Very little original blogging going on here, but I hope that will improve a little soon. It’s been busy – a little too busy if you ask me.
Tomorrow I’m at Tyndale listening to Kent Anderson on preaching. Anderson is leading a seminar based on his book Choosing to Preach. I may have my notes online soon afterwards.
I’m also in the middle of summarizing a Tim Keller talk in which he touches on evangelicals and the emerging church. I listened to it on the way to Ithaca the other week and found it really helpful.
Meantime I leave you with some advice I need to follow more than I do:
In response to our frenetic world, in which we can speak instantly to anyone around the world but have very little to say, I would argue pastors should be inaccessible more often than not.
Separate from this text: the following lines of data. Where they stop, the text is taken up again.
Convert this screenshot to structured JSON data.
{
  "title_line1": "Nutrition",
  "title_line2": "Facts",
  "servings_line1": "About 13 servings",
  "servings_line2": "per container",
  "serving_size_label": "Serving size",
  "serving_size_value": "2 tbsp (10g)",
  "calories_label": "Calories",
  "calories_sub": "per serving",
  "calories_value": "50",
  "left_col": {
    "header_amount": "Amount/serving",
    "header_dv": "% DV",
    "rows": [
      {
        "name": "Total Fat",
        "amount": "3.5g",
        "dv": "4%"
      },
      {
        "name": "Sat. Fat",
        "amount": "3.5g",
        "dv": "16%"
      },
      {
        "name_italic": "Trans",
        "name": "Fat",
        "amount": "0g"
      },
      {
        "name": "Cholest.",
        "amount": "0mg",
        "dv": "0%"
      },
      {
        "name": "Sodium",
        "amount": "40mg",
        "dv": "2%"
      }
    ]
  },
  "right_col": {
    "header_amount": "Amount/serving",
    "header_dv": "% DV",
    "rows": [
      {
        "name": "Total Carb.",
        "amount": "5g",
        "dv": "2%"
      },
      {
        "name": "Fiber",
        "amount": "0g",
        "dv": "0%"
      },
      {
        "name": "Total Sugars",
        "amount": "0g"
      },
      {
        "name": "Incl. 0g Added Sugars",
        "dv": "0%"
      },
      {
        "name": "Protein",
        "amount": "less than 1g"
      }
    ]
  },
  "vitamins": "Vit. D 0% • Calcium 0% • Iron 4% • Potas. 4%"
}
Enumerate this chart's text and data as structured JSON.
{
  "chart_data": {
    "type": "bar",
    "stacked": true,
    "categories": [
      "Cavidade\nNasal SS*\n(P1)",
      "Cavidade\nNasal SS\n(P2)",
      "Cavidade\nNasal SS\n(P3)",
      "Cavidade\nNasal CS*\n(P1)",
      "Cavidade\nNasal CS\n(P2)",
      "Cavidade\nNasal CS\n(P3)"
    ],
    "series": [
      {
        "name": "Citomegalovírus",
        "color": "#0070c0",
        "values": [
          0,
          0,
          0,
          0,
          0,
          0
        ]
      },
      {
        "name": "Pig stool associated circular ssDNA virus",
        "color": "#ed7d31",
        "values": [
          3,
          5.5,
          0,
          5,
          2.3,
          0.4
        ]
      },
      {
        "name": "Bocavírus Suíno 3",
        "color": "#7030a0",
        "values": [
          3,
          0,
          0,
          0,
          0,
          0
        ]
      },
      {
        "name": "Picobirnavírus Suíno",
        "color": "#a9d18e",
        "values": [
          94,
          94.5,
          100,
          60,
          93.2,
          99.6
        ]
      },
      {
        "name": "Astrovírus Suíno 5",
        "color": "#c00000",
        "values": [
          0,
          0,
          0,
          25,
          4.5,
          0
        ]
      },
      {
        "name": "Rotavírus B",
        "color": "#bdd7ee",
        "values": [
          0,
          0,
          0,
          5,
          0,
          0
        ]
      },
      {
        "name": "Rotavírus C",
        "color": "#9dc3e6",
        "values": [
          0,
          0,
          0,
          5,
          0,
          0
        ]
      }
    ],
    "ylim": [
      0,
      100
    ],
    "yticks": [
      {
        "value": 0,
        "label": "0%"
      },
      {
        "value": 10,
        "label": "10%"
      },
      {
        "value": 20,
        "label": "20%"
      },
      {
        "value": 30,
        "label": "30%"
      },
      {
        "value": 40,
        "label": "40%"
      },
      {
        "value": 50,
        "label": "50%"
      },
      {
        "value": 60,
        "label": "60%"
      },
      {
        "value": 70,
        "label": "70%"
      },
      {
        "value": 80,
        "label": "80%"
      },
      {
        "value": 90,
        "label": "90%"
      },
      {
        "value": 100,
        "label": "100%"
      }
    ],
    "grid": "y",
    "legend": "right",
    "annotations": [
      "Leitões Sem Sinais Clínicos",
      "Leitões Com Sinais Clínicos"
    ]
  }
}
Part of our problem is that we get agitated if the email bell doesn’t go off every 30 seconds. Over against this, the pastor needs to teach us, to embody patience, or even silence. If my pastor, for example, is always instantly emailing me back, when is she praying for me? When is she quietly sitting in God’s presence, waiting for a word for us for Sunday? When is she nourishing her own soul in a way unrelated to her service to us, but just because God is good?
Hmm, or this from Chris Erdman in his new book Countdown to Sunday, from a chapter called “Why You Must Not Work Too Hard.” Erdman writes of Gregory, abbot of St. Andrew’s Monastery in Rome, who in 590 CE was called to become the new pope, “the church’s chief pastor and preacher.” Gregory did not want the job and “undertook the burden of the dignity with a sick heart.” He would have preferred a life of contemplation and prayer. The world did not need or want “more harried preachers whose words were shallow.”
Often it happens that when a man undertakes the cares of government, his heart is distracted with a diversity of things, and as his mind is divided among many interests and becomes confused, he finds he is unfitted for any of them. This is why a certain wise man gives a cautious warning, saying: “My son, meddle not with many matters.” (Ecclesiasticus 11:10).
So, preacher, go ahead, “meddle not with many matters.” Learn to flip the “off” switch. Take time to think, doodle, play. If you don’t, your congregation will lack the kind of witness who can help free it from the gridlock of a way of life that values the excessively active, the spiritually shallow. But if you do, you’ll be the kind of witness the church and this world most need, and you’ll help preach us all toward the freedom we were meant to enjoy.